I found this excerpt very helpful, and will use it to even further increase my own chances of getting reviewed.
One of the most disheartening things an indie author can hear is “sorry, we do not review self-published works.” And yet, everywhere we look in other forms of media creation — music, video, film — the indie media artist is a respected individual creator.
What is it about book publishing that brings out the selectiveness in reviewers?
One factor is the time it takes us to determine our interest in a book compared to, say, a few seconds of a song. In the case of books, there is both the package (design and formatting), as well as the writing itself. Another factor is the sheer number of books published each year. Popular reviewers have to have some kind of filter or criteria to automatically eliminate submissions.
INCREASING THE ODDS IN YOUR FAVOR
1. Your cover.
Make sure your cover is on par with the covers of the top-selling books in your category.
(My note: Personally, I struggled for years with covers. But no more. It’s not necessary! I’ll tell you why.
My secret weapon is a combination of Canva and Pixabay. They’re both entirely free to use [just be careful with Canva, because there are paid options]. Once, I even used Canstock, another excellent venue for images, but a paid one. Very reasonable, though, if you can’t find what you’re looking for on Pixabay.
So stop using that Kindle Cover Creator! It’ll do you in. Go to Canva, and make professional-looking covers.)
2. Your copyright page.
A. a disclaimer (legal notice)
B. ISBN info
C. contact info
D. Recognition of contributors (i.e., editor)

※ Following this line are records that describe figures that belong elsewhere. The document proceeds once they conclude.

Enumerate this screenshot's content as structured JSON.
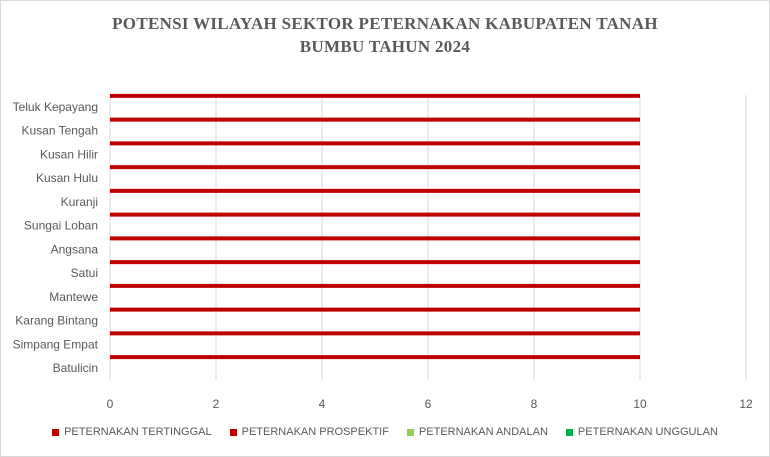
{
  "chart_data": {
    "type": "bar",
    "orientation": "horizontal",
    "title_lines": [
      "POTENSI WILAYAH SEKTOR PETERNAKAN KABUPATEN TANAH",
      "BUMBU TAHUN 2024"
    ],
    "categories": [
      "Teluk Kepayang",
      "Kusan Tengah",
      "Kusan Hilir",
      "Kusan Hulu",
      "Kuranji",
      "Sungai Loban",
      "Angsana",
      "Satui",
      "Mantewe",
      "Karang Bintang",
      "Simpang Empat",
      "Batulicin"
    ],
    "series": [
      {
        "name": "PETERNAKAN TERTINGGAL",
        "color": "#c00000",
        "values": [
          0,
          0,
          0,
          0,
          0,
          0,
          0,
          0,
          0,
          0,
          0,
          0
        ]
      },
      {
        "name": "PETERNAKAN PROSPEKTIF",
        "color": "#c00000",
        "values": [
          10,
          10,
          10,
          10,
          10,
          10,
          10,
          10,
          10,
          10,
          10,
          10
        ]
      },
      {
        "name": "PETERNAKAN ANDALAN",
        "color": "#92d050",
        "values": [
          0,
          0,
          0,
          0,
          0,
          0,
          0,
          0,
          0,
          0,
          0,
          0
        ]
      },
      {
        "name": "PETERNAKAN UNGGULAN",
        "color": "#00b050",
        "values": [
          0,
          0,
          0,
          0,
          0,
          0,
          0,
          0,
          0,
          0,
          0,
          0
        ]
      }
    ],
    "xticks": [
      "0",
      "2",
      "4",
      "6",
      "8",
      "10",
      "12"
    ],
    "xlim": [
      0,
      12
    ],
    "grid": "vertical",
    "legend_position": "bottom"
  }
}
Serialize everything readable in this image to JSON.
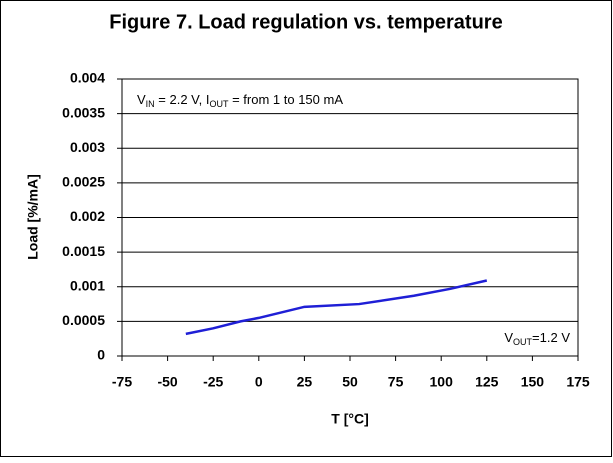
{
  "chart_data": {
    "type": "line",
    "title": "Figure 7. Load regulation vs. temperature",
    "x_label": "T [°C]",
    "y_label": "Load [%/mA]",
    "annotations": [
      {
        "parts": [
          "V",
          "IN",
          " = 2.2 V, I",
          "OUT",
          " = from 1 to 150 mA"
        ]
      },
      {
        "parts": [
          "V",
          "OUT",
          "=1.2 V"
        ]
      }
    ],
    "x": [
      -40,
      -25,
      -10,
      0,
      25,
      55,
      85,
      105,
      125
    ],
    "series": [
      {
        "color": "#1f1fd6",
        "values": [
          0.00032,
          0.0004,
          0.0005,
          0.00055,
          0.00071,
          0.00075,
          0.00087,
          0.00097,
          0.00109
        ]
      }
    ],
    "xlim": [
      -75,
      175
    ],
    "xticks": [
      -75,
      -50,
      -25,
      0,
      25,
      50,
      75,
      100,
      125,
      150,
      175
    ],
    "ylim": [
      0,
      0.004
    ],
    "yticks": [
      0,
      0.0005,
      0.001,
      0.0015,
      0.002,
      0.0025,
      0.003,
      0.0035,
      0.004
    ],
    "grid": true
  }
}
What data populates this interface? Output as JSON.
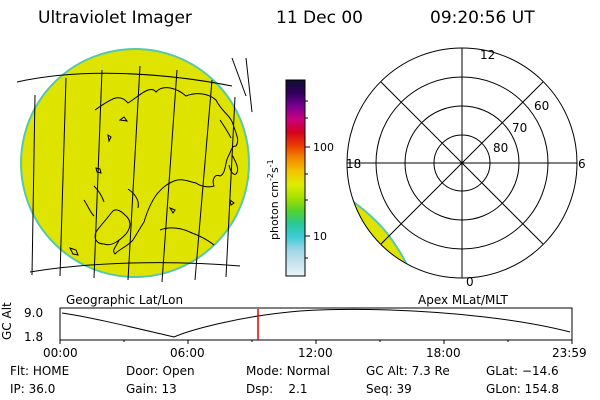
{
  "header": {
    "title": "Ultraviolet Imager",
    "date": "11 Dec 00",
    "time": "09:20:56 UT"
  },
  "colors": {
    "aurora_fill": "#dfe300",
    "map_lines": "#000000",
    "cursor_line": "#e00000"
  },
  "colorbar": {
    "unit_label": "photon cm",
    "unit_sup1": "-2",
    "unit_mid": "s",
    "unit_sup2": "-1",
    "tick_100": "100",
    "tick_10": "10",
    "stops": [
      "#e8f4f8",
      "#c8e4ee",
      "#9ed6e6",
      "#3ccad8",
      "#28c896",
      "#54d22c",
      "#a8e000",
      "#ddec00",
      "#f2c400",
      "#f28a00",
      "#e83c00",
      "#d80020",
      "#c8007e",
      "#7a0090",
      "#30005c",
      "#101030"
    ]
  },
  "polar": {
    "labels": {
      "top": "12",
      "bottom": "0",
      "left": "18",
      "right": "6",
      "lat60": "60",
      "lat70": "70",
      "lat80": "80"
    }
  },
  "captions": {
    "left": "Geographic Lat/Lon",
    "right": "Apex MLat/MLT"
  },
  "timeline": {
    "ylabel": "GC Alt",
    "ytick_high": "9.0",
    "ytick_low": "1.8",
    "xticks": [
      "00:00",
      "06:00",
      "12:00",
      "18:00",
      "23:59"
    ]
  },
  "info": {
    "flt_label": "Flt:",
    "flt_value": "HOME",
    "door_label": "Door:",
    "door_value": "Open",
    "mode_label": "Mode:",
    "mode_value": "Normal",
    "gcalt_label": "GC Alt:",
    "gcalt_value": "7.3 Re",
    "glat_label": "GLat:",
    "glat_value": "−14.6",
    "ip_label": "IP:",
    "ip_value": "36.0",
    "gain_label": "Gain:",
    "gain_value": "13",
    "dsp_label": "Dsp:",
    "dsp_value": "2.1",
    "seq_label": "Seq:",
    "seq_value": "39",
    "glon_label": "GLon:",
    "glon_value": "154.8"
  }
}
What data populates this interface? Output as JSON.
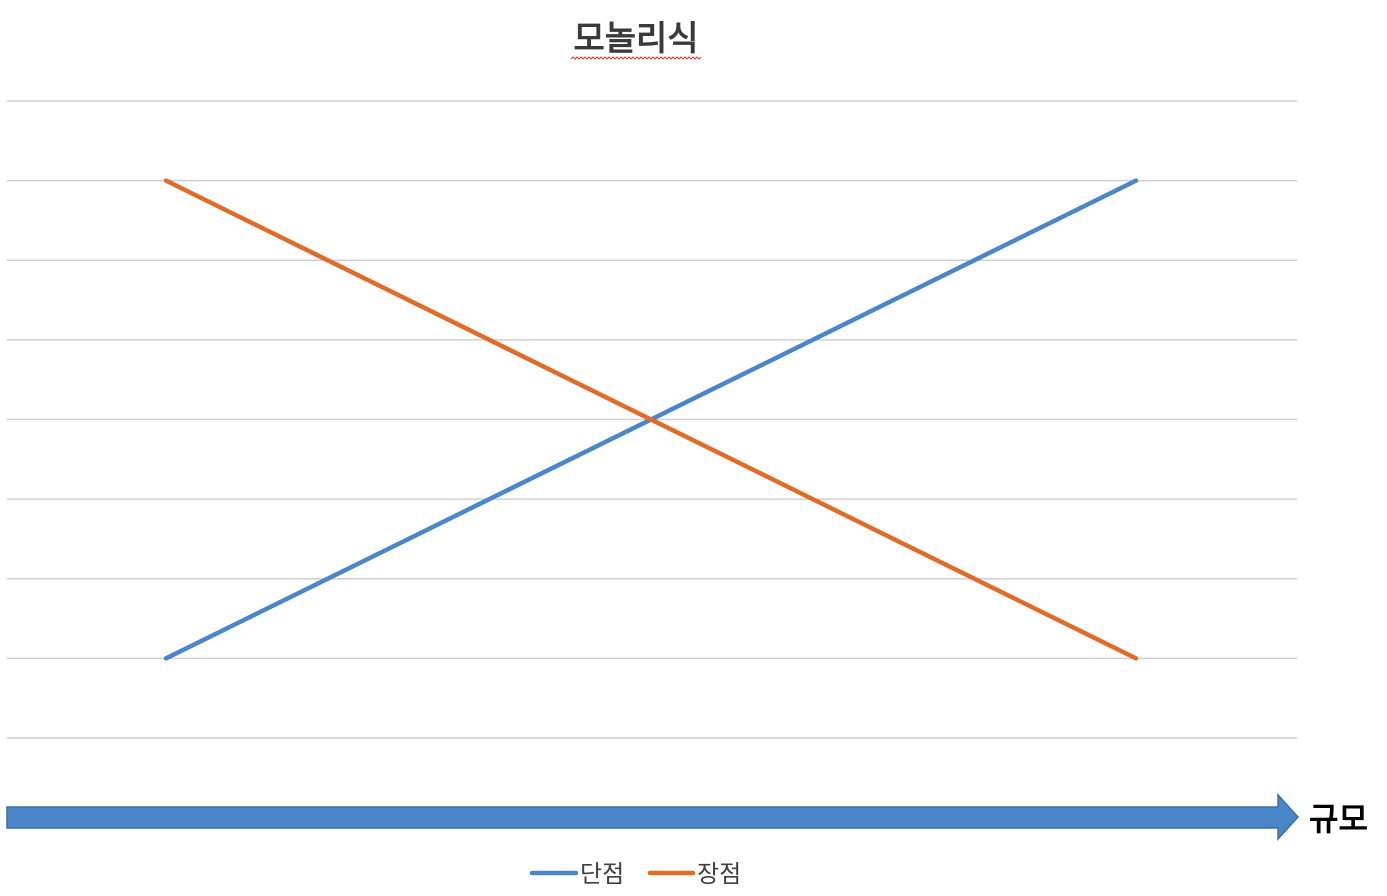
{
  "chart_data": {
    "type": "line",
    "title": "모놀리식",
    "x_axis_label": "규모",
    "x": [
      1,
      2
    ],
    "series": [
      {
        "name": "단점",
        "values": [
          1,
          7
        ],
        "color": "#4a86c8"
      },
      {
        "name": "장점",
        "values": [
          7,
          1
        ],
        "color": "#e06c2a"
      }
    ],
    "ylim": [
      0,
      8
    ],
    "gridlines": true,
    "legend_position": "bottom",
    "axis_arrow_color": "#4a86c8",
    "gridline_color": "#d0d0d0"
  }
}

3. Your front and back matter.
(My note: This is not as relevant with e-books, given there are no page numbers, and no need to worry about incorrect Roman numerals, etc.)
4. Formatting, layout and design.
Basically, you need consistency of formatting — i.e., headings of the same font and size, consistent spacing and indentation, etc.
(My note: No-brainer, right? Who likes to read sloppy-looking books?)
5. Your metadata.
Metadata is the info about your book: title, subtitle, description, cover, price, size, weight.
(My note: Is this info consistent on all platforms? Is it the same on Amazon as it is in your review query? If not, you’ll look unprofessional.)
The recurring theme in all five of these categories is CARE. An author who cares enough about these details probably cares about their writing, as well. By not standing out as an amateur, the reviewer might not be so quick to dismiss your book.
Well, that about wraps it up! For an indie reviewers who are struggling to get reviews (myself included), I hope this helps.